Project 3: DCs Regulate Chemokine Responsiveness of Melanoma-specific T Cells
Type-1 polarized DCs (αDC1s) show selectively enhanced ability to induce functional Th1 and CTL (Teff) cells, when compared to the current standard of clinically-used DCs (sDC). We are currently implementing a phase I/II clinical trial evaluating the relative abilities of αDC1 and sDCs to induce melanoma-specific immunity in stage III/IV melanoma patients (UPCI 03-118; funded by an independent R21 grant to Kalinski/Kirkwood). Our new preliminary data demonstrate that αDC1 and sDCs induce different sets of T cell-associated chemokine receptors (CKRs), with αDC1s being superior in inducing CXCR3 andCCR5, the CKRs implicated in tumor-entry of melanoma-specific T cells.
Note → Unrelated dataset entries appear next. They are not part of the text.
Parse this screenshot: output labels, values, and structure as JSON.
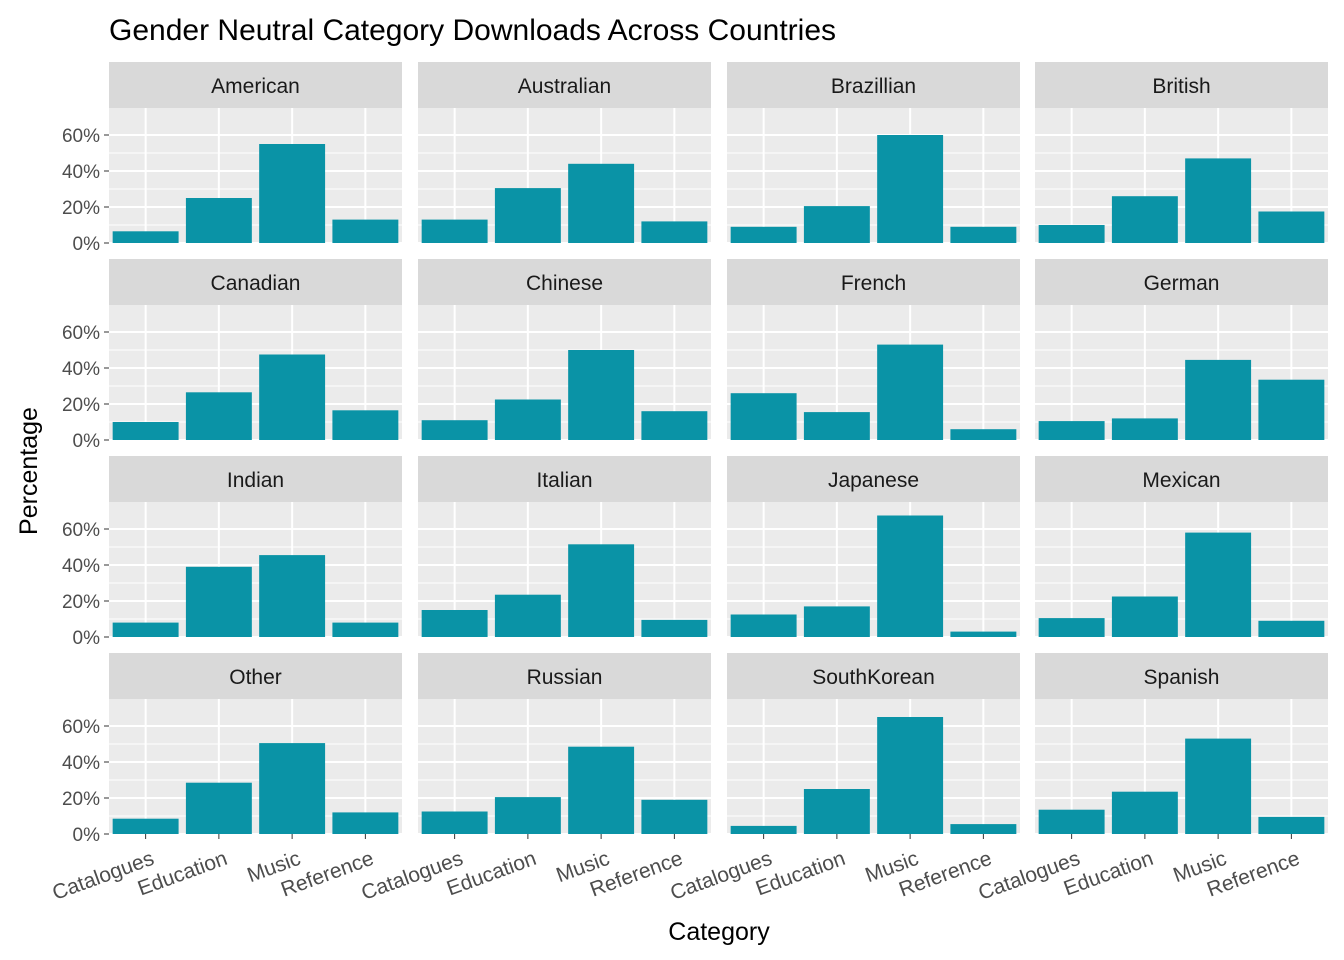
{
  "chart_data": {
    "type": "bar",
    "title": "Gender Neutral Category Downloads Across Countries",
    "xlabel": "Category",
    "ylabel": "Percentage",
    "categories": [
      "Catalogues",
      "Education",
      "Music",
      "Reference"
    ],
    "ylim": [
      0,
      75
    ],
    "y_ticks": [
      0,
      20,
      40,
      60
    ],
    "y_tick_labels": [
      "0%",
      "20%",
      "40%",
      "60%"
    ],
    "bar_color": "#0A93A6",
    "panel_background": "#EBEBEB",
    "strip_background": "#D9D9D9",
    "grid": true,
    "layout": "facet_wrap 4x4",
    "panels": [
      {
        "name": "American",
        "values": [
          6.5,
          25,
          55,
          13
        ]
      },
      {
        "name": "Australian",
        "values": [
          13,
          30.5,
          44,
          12
        ]
      },
      {
        "name": "Brazillian",
        "values": [
          9,
          20.5,
          60,
          9
        ]
      },
      {
        "name": "British",
        "values": [
          10,
          26,
          47,
          17.5
        ]
      },
      {
        "name": "Canadian",
        "values": [
          10,
          26.5,
          47.5,
          16.5
        ]
      },
      {
        "name": "Chinese",
        "values": [
          11,
          22.5,
          50,
          16
        ]
      },
      {
        "name": "French",
        "values": [
          26,
          15.5,
          53,
          6
        ]
      },
      {
        "name": "German",
        "values": [
          10.5,
          12,
          44.5,
          33.5
        ]
      },
      {
        "name": "Indian",
        "values": [
          8,
          39,
          45.5,
          8
        ]
      },
      {
        "name": "Italian",
        "values": [
          15,
          23.5,
          51.5,
          9.5
        ]
      },
      {
        "name": "Japanese",
        "values": [
          12.5,
          17,
          67.5,
          3
        ]
      },
      {
        "name": "Mexican",
        "values": [
          10.5,
          22.5,
          58,
          9
        ]
      },
      {
        "name": "Other",
        "values": [
          8.5,
          28.5,
          50.5,
          12
        ]
      },
      {
        "name": "Russian",
        "values": [
          12.5,
          20.5,
          48.5,
          19
        ]
      },
      {
        "name": "SouthKorean",
        "values": [
          4.5,
          25,
          65,
          5.5
        ]
      },
      {
        "name": "Spanish",
        "values": [
          13.5,
          23.5,
          53,
          9.5
        ]
      }
    ]
  }
}
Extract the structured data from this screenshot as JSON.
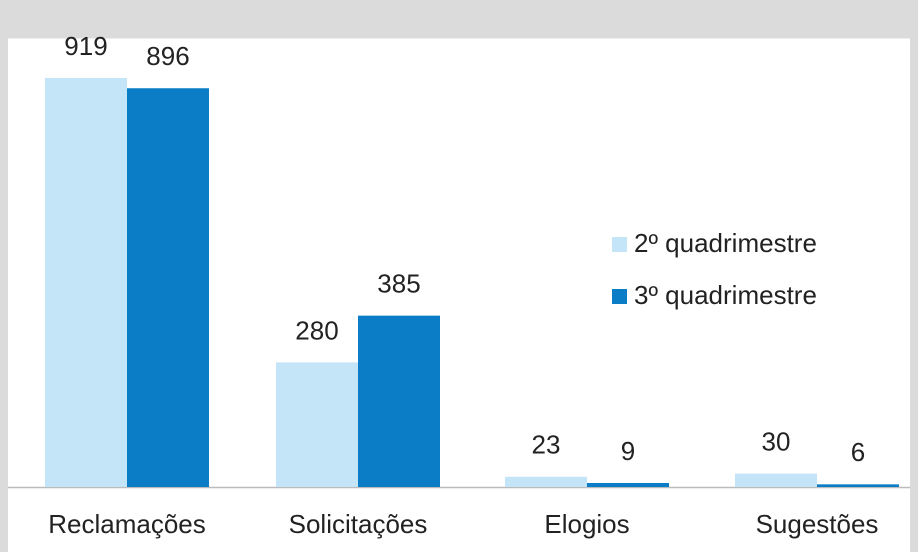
{
  "chart_data": {
    "type": "bar",
    "categories": [
      "Reclamações",
      "Solicitações",
      "Elogios",
      "Sugestões"
    ],
    "series": [
      {
        "name": "2º quadrimestre",
        "color": "#c4e4f8",
        "values": [
          919,
          280,
          23,
          30
        ]
      },
      {
        "name": "3º quadrimestre",
        "color": "#0b7dc6",
        "values": [
          896,
          385,
          9,
          6
        ]
      }
    ],
    "legend": "right"
  }
}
We propose to analyze the mechanism of the differential ability of αDC1 and sDCs to induce distinct CRK expression in tumor-specific T cells, as the fourth DC-related signal essential for the efficacy of DC-based cancer vaccines. We will test the hypothesis that DCs maturing in different environments, in addition to their differential ability to induce type-1 versus type 2 responses (delivery of signal 3), can also differentially regulate the expression of CKRs in tumor-specific immune cells (delivery of signal 4). We will pursue three Specific Aims:
Specific Aim 1: Determine the mechanism of DC-dependent regulation of T cell chemokine responsiveness in vitro. We will test the hypothesis that, in contrast to the current paradigm, the induction of a distinct CKR profile is regulated in a different mechanism than the Th1/Th2 commitment.
Specific Aim 2: Demonstrate that DCs maturing in different conditions (αDC1 v. sDC) differentially regulate chemokine responsiveness of melanoma-specific T cells in vitro and in vivo. We will directly test the hypothesis that αDC1 and sDCs can (differentially) modulate the CKR patterns in melanoma-specific T cells, and can revert the established CKR patterns on the tumor-induced T cells in melanoma patients.
Specific Aim 3: Demonstrate the differences in local chemokine production and the character of local T cell infiltrates between DTH sites, primary, and metastatic tumor lesions. We will test the hypothesis that the tumor tissues constitute a biased chemokine environment and the hypothesis that primary and metastatic tumors represent different chemokine environments, contributing to often ineffective immune control of tumor metastases, even in DTH-positive patients. The proposed studies will help us to better understand the mechanisms and paradigms of DC-dependent regulation of cancer immunity, and to prospectively develop further improved immunotherapies of melanoma and other tumors, by helping to direct the vaccination-induced tumor-specific T cells to the tumors.